Cloud computing is a hot topic these days. According to some folks, everyone needs to move their personal and business computing to the cloud. Apps hosted online run the gamut from email to office productivity. Computers are being developed that work almost entirely online. For example, the Google Chromebooks connect to the Internet the moment they boot up. Email, documents, spreadsheets and presentations are generated and stored immediately online. If you lose or damage your Chromebook, you simply get another one and keep on computing.

It sounds great, right? But I want you to look at it from another perspective before you get too excited. Here at The Data Rescue Center, we perform emergency data recovery for people and businesses that have failed hard drives or missing data from accidental deletion and other data disasters. They bring in their hard drive.

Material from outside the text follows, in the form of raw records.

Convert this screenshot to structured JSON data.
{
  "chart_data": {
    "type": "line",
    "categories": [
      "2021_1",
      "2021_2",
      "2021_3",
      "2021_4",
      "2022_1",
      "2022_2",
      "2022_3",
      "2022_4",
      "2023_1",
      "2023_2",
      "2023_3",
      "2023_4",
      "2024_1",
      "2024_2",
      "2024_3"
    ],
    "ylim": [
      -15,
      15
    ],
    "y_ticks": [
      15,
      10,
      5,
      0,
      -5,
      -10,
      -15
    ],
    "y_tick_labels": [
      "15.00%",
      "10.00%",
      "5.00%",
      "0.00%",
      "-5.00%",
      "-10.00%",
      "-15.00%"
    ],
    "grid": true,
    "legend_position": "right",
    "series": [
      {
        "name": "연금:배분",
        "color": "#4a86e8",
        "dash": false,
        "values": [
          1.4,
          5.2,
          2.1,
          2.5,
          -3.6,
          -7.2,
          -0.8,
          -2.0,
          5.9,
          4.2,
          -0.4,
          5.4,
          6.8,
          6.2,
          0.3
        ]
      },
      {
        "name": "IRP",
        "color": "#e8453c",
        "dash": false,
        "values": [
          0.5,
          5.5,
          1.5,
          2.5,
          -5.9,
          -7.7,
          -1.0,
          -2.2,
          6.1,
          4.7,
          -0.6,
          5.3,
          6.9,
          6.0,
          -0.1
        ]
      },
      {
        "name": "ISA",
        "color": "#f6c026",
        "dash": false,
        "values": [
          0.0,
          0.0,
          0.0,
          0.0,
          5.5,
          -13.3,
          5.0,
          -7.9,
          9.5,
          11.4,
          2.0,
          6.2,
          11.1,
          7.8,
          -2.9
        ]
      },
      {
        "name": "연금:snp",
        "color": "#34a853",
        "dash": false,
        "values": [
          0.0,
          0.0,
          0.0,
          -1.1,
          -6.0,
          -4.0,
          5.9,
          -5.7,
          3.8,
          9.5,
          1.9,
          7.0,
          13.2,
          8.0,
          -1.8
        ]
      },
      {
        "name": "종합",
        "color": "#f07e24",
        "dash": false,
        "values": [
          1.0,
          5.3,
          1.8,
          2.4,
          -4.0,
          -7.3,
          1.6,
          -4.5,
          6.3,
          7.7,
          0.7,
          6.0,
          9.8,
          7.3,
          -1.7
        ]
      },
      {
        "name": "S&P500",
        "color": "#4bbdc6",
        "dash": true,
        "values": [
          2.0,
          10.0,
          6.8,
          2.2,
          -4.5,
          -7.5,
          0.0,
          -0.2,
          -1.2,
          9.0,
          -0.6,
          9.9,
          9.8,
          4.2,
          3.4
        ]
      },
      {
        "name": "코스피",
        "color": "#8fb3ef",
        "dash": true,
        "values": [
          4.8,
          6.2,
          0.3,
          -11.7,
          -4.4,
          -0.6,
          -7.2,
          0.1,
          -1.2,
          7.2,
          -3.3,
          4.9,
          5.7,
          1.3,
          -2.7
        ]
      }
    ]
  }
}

We assess the damage, provide a quote and recover the data. Did you see the first item? They bring in their hard drive.

If you lose your data online, you can’t bring in the hard drive. If the online service has hard drive failures, you can’t bring in the hard drive. If hackers break into the online servers and erase your data, you can’t bring in the hard drive. If your files are lost, damaged or stolen from a cloud server, we can’t help you. Nor can any other data recovery company. A data recovery service requires a physical hard drive.

Please understand that I’m not saying that all online services are unreliable. Many are conscientious and will take good care of your files. However, if something does happen to your data, you must deal with them, on their schedule, along with the hundreds or thousands of other users of the service as well. If your files are mission critical, if they are necessary to keep your business in operation, then you should consider the possible consequences and make sure you have both a local copy of your files as well as a backup somewhere.